Making a decision is walking through a door, closing it behind you and moving forward. It eliminates all of the other possibilities that were available. At first I was frightened. What if I made the wrong decision? What if things don’t turn out the way I think they should? This could all turn out to be a disaster! Or so I thought.

At the moment of my decision, any door would have been an improvement over where I was: stewing in my own filth. I am learning that there are no wrong doors to choose. Each possibility comes with it’s own set of promises and challenges. Each provides an opportunity to learn and grow in life. My decision to open the door to recovery has allowed me to get to know myself, my strengths and weaknesses, my character defects and my attributes. I am no longer stuck; I am moving and growing.

My recovery program allows me to know who I am and where I want to go in life. Every day I am presented with options. I now weigh these options as to whether or not they are moving me toward fulfilling my goals and decide for or against these options. Yes, sometimes my choice could have been wiser. Sometimes I am lead off course. Sometimes I find pain and other times I discovery pleasure. But knowing where I want to go in life allows me to steer toward that goal. Regardless of what happens,  I am learning.

And it all started with a decision.

Terminally Unique

I, like many others who arrive at the doors of recovery rooms, was suffering from a belief that went far beyond my addiction and was at the root of what was killing me. It was a belief that went deep and in many ways was the source of all of the problems that I was encountering in life. I arrived with the disease of ‘Terminal Uniqueness’.

I thought that I was unique. I believed that I was different. I knew that no one else had the challenges that I faced. I was convinced that if anyone else had been bombarded by the set of circumstances that I found myself in, they too would have found a way to escape this prison by over indulging in some sort of ‘medication’ to treat this disease.

Of course I ended up in recovery. I was sure I was the only white, gay, ex-catholic, male, farm boy from Southern Ontario that had ever been born. I had some lower back pain issues. I had a partner who didn’t understand me. I was depressed. I felt I was powerless over my situation and so, of course, I deserved some compensation for all of these difficulties. Getting loaded was my way of dealing with all of those things. I needed some relief from all of the things that were constantly prodding at my mind.

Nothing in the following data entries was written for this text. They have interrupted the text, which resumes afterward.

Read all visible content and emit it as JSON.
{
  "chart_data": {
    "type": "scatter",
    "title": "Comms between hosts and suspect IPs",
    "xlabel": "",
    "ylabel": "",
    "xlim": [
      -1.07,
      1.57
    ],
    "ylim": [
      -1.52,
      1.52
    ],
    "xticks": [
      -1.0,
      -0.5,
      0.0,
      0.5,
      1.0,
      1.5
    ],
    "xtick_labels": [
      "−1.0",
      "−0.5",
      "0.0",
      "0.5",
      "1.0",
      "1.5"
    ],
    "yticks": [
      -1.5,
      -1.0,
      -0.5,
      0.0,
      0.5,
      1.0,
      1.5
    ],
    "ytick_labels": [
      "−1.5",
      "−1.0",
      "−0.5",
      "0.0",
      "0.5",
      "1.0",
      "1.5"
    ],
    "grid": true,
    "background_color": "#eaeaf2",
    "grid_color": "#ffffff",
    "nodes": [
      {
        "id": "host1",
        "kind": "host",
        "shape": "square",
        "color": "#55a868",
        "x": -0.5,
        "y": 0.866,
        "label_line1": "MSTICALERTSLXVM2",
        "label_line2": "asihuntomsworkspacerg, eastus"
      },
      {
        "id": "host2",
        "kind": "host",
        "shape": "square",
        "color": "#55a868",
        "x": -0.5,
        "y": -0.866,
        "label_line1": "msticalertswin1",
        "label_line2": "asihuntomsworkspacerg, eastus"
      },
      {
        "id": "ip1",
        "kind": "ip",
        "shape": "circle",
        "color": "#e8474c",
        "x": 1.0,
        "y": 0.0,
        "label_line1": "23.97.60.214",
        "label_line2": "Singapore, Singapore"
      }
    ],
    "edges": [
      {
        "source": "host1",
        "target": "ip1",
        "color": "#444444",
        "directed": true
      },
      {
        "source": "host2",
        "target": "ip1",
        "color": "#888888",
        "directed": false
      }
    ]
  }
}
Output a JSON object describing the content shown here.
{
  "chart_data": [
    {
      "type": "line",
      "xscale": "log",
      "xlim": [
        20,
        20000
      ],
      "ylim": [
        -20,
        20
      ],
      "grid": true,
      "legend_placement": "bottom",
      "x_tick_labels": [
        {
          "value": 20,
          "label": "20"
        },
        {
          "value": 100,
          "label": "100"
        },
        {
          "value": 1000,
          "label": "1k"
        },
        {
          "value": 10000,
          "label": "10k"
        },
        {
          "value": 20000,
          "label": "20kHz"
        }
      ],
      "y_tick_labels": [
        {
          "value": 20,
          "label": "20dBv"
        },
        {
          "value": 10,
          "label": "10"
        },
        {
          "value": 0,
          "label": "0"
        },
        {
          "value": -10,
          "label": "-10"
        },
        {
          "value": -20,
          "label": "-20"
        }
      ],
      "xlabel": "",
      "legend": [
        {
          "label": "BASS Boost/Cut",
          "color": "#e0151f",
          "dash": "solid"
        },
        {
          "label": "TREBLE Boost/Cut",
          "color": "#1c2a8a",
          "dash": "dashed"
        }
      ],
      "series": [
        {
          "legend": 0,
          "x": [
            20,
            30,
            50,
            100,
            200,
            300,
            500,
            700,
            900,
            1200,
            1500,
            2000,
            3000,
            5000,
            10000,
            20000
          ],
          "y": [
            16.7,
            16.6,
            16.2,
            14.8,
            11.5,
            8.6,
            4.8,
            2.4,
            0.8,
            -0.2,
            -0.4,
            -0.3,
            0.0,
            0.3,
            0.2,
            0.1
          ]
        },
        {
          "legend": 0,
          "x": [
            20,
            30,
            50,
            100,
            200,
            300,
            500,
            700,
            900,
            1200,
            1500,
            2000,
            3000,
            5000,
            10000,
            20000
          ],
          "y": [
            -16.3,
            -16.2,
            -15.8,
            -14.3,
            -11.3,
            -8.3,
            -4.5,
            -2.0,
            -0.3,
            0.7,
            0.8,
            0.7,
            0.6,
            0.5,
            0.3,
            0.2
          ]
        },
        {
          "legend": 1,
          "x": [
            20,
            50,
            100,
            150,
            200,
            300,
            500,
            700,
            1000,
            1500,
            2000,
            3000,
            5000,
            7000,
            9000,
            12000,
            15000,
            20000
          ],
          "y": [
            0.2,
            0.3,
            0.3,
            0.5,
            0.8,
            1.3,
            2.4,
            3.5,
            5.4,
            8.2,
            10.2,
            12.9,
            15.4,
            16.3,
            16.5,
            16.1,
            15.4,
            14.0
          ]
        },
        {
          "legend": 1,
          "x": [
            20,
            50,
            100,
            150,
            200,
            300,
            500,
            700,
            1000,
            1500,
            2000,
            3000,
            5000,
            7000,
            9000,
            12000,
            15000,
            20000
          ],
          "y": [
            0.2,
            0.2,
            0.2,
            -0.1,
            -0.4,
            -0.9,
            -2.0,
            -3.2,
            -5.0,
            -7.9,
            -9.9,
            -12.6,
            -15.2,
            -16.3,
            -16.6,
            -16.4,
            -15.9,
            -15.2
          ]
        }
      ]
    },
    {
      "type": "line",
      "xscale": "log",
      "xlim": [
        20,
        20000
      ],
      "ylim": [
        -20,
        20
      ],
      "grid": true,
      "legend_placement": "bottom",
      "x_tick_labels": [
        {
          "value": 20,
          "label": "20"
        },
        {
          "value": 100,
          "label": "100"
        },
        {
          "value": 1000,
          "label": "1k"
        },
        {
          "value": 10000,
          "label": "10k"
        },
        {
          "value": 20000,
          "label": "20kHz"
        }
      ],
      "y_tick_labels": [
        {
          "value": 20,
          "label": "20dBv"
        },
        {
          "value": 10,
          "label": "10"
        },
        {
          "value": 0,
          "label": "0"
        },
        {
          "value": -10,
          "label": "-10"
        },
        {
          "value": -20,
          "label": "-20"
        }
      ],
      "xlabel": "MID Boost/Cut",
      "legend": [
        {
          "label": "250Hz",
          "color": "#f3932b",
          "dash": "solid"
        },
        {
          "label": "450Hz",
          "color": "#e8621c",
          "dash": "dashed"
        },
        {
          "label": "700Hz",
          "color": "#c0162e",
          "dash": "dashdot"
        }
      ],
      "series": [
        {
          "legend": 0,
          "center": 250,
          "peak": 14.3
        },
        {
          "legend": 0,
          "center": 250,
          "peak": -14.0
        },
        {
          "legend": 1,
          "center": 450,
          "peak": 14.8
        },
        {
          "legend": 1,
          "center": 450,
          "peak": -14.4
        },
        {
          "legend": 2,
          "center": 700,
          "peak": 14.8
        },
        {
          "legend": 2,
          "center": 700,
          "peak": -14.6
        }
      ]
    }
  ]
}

It took going through the Twelve Steps of recovery to allow me to see that I wasn’t ‘unique’ or ‘different’. I came to see that my ‘terminal uniqueness’ was another deadly form of Ego disease. I realized that I hadn’t accepted the package that made me who I was. Thinking I was different was my ego telling me to run away from all that I was instead of embracing it. My problems weren’t connected to my sexuality, my religion, or my environment. My problem was me and my solution was acceptance.

Recovery has helped me to face myself honestly, without judgement and without expectation. I have a garden variety addiction. My story is very similar to the stories of the other folks around the meeting tables. Some dove deeper into their addiction than I did but the result was the same and here we all sit. I learned to dig below the surface to see my past for what it was.  I learned to accept my story, my past. I learned to embrace the person I was discovering, perhaps for the first time.

Today I focus on gratitude. I am learning to be grateful that I have all of those qualities that I had been running away from. I have come to understand that I can’t change my past or those qualities, nor to I want to. They are part of my make-up and they are something to celebrate rather than escape from. My ego is a bit tamer these days. Oh, I still fall into the trap of thinking that I can’t make it through whatever I am going through. But, I have survived every challenge that has ever come my way. How do I know? I am still here.

I have learned that accepting what happens as ‘life’, makes it neither positive or negative. I live my life on life’s terms, not mine and that allows me to remember that I can and will make it through.

And for that I am eternally grateful.